Rather than narrowing the field down, the early contests might be broadening them. Klobuchar’s risen to third place in recent New Hampshire polling, and Bloomberg’s threatening to come up into the first tier. Biden’s stumble out of the gate has voters looking for a centrist-ish alternative, which will split that vote while the hard-Left wing unifies around Sanders.

If that dynamic continues after Super Tuesday, an open convention might be the best outcome for Democratic Party leadership. The Hill reports that this possibility is “raising anxieties,” but it’s a sure bet that Sanders’ path to the nomination is what really worries the party establishment:

The chance of a contested Democratic convention has increased after the muddle of the Iowa caucuses, raising anxieties ahead of Tuesday’s New Hampshire primary.

Iowa’s delayed results left five top-tier candidates soldiering on, even as New York City Mayor Mike Bloomberg blankets television airwaves with advertisements ahead of his contesting of delegates in March.

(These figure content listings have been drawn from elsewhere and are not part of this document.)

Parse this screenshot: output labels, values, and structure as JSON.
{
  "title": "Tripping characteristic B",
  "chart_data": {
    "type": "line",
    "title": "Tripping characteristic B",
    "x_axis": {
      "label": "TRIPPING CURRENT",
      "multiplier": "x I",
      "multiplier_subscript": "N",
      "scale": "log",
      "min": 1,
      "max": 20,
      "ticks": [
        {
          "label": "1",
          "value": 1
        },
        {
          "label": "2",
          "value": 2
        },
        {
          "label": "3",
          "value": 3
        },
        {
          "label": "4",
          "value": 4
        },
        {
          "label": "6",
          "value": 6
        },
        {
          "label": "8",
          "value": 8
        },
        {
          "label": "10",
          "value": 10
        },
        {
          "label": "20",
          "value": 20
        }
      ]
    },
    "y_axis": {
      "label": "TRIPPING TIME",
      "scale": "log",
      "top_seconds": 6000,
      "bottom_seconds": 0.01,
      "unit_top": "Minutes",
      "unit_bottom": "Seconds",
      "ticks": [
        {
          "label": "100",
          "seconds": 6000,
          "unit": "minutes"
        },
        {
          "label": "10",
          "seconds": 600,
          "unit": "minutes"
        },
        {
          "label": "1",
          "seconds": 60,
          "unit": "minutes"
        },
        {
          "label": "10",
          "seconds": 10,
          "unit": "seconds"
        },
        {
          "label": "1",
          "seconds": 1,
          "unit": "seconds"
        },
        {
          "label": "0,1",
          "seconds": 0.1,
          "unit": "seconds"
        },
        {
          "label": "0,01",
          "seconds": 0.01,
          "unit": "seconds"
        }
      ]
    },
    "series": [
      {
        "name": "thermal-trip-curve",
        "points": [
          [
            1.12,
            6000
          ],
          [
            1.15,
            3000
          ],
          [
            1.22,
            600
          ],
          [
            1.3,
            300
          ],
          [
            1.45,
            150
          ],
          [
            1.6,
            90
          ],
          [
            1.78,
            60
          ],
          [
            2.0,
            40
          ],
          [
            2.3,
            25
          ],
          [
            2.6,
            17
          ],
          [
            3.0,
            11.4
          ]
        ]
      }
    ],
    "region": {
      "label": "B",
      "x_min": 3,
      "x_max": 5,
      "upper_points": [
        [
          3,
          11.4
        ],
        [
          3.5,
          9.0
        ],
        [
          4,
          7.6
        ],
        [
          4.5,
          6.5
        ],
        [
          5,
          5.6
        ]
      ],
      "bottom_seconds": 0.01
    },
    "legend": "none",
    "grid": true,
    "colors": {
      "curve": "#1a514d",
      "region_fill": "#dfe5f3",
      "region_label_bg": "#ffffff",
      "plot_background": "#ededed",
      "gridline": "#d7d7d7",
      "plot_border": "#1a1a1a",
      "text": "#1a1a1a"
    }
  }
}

This has all raised the likelihood of a longer primary fight where none of the candidates might win the 1,990 delegates needed to clinch the party’s presidential nomination.

“It’s possible, it’s quite possible,” said Chris Spirou, the former New Hampshire Democratic Party chairman and veteran political operative in the state. “I think Bloomberg entering into this thing provides a much greater possibility of a brokered convention.”

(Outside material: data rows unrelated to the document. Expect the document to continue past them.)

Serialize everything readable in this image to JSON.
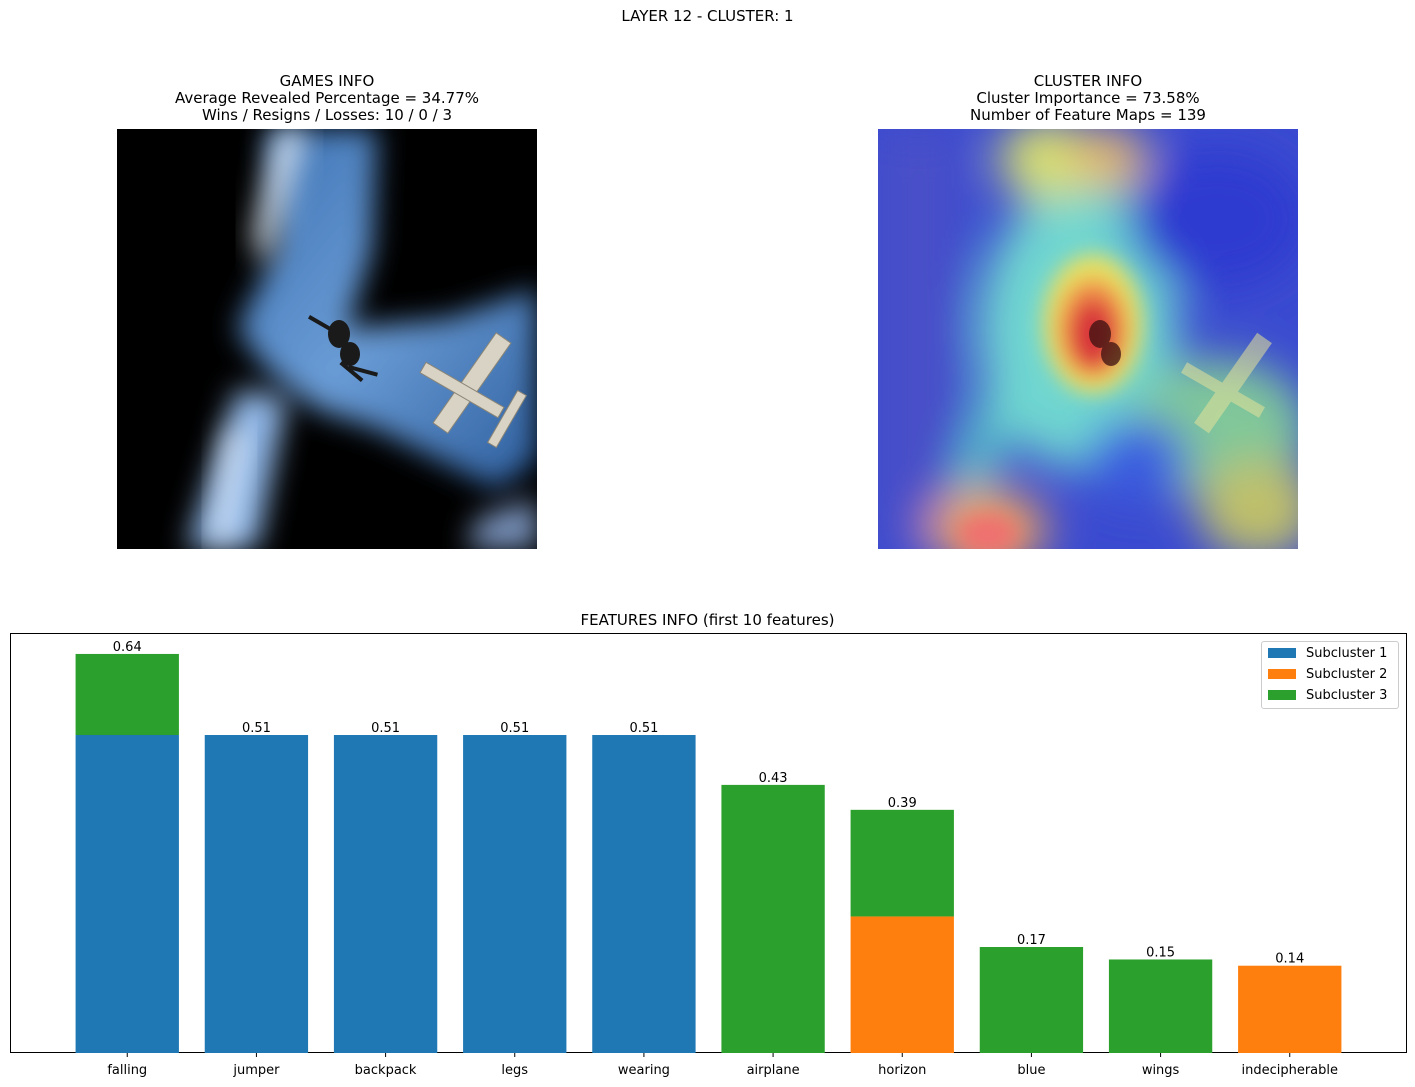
{
  "figure_title": "LAYER 12 - CLUSTER: 1",
  "games_info": {
    "title": "GAMES INFO",
    "line1": "Average Revealed Percentage = 34.77%",
    "line2": "Wins / Resigns / Losses: 10 / 0 / 3"
  },
  "cluster_info": {
    "title": "CLUSTER INFO",
    "line1": "Cluster Importance = 73.58%",
    "line2": "Number of Feature Maps = 139"
  },
  "colors": {
    "subcluster1": "#1f77b4",
    "subcluster2": "#ff7f0e",
    "subcluster3": "#2ca02c"
  },
  "chart_data": {
    "type": "bar",
    "title": "FEATURES INFO (first 10 features)",
    "categories": [
      "falling",
      "jumper",
      "backpack",
      "legs",
      "wearing",
      "airplane",
      "horizon",
      "blue",
      "wings",
      "indecipherable"
    ],
    "series": [
      {
        "name": "Subcluster 1",
        "color": "#1f77b4",
        "values": [
          0.51,
          0.51,
          0.51,
          0.51,
          0.51,
          0,
          0,
          0,
          0,
          0
        ]
      },
      {
        "name": "Subcluster 2",
        "color": "#ff7f0e",
        "values": [
          0,
          0,
          0,
          0,
          0,
          0,
          0.219,
          0,
          0,
          0.14
        ]
      },
      {
        "name": "Subcluster 3",
        "color": "#2ca02c",
        "values": [
          0.13,
          0,
          0,
          0,
          0,
          0.43,
          0.171,
          0.17,
          0.15,
          0
        ]
      }
    ],
    "totals": [
      0.64,
      0.51,
      0.51,
      0.51,
      0.51,
      0.43,
      0.39,
      0.17,
      0.15,
      0.14
    ],
    "total_labels": [
      "0.64",
      "0.51",
      "0.51",
      "0.51",
      "0.51",
      "0.43",
      "0.39",
      "0.17",
      "0.15",
      "0.14"
    ],
    "ylim": [
      0,
      0.672
    ],
    "stacked": true,
    "legend_position": "top-right",
    "y_axis_visible": false,
    "grid": false
  }
}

Bloomberg wouldn’t matter if the wheels hadn’t started coming off the Biden Express. In truth, it’s a bit mystifying why the donor class lined up behind Biden in the first place, other than misplaced Obama nostalgia. Biden had run twice for the nomination and embarrassed himself both times. What made them think that Biden would succeed in his third attempt at his advanced age, in a party looking for either radical change or an identity-politics champion?

With the centrists splitting that wing of the party and Sanders consolidating the progressive wing, a brokered convention might be the party’s best shot against putting a socialist up against Trump. Assuming this happens, though, who does the establishment pick — and why should anyone have confidence in their choice? For the second cycle in a row, they lined up behind a time-proven terrible candidate, and this time their anointed couldn’t even get out of the gate without a faceplant.

Whoever it is, it won’t solve the Bernie Bro problem for Democrats unless it’s Bernie himself. If the superdelegates hand the nomination to someone with fewer delegates than Bernie in the race, expect 1968 all over again. If they hand it to Bloomberg, expect 1968 squared. They would have to nominate someone who didn’t run in this cycle as a compromise candidate, and someone with enough credibility to overcome the Bernie Bro revenge impulse. You can bet that person won’t be Hillary Clinton, whom Sanders’ supporters loathe, so look for someone like Eric Holder — or maybe even Michigan governor Gretchen Whitmer, who just delivered the response to the State of the Union address, although she’s only been in that office for a year.

Make no mistake, though — usually open conventions are a party’s worst nightmare. This year, it might be Democrats’ best hope — and a case of déjà vu for Bernie Bros. The Lucy-and-the-football model will look familiar to them, too.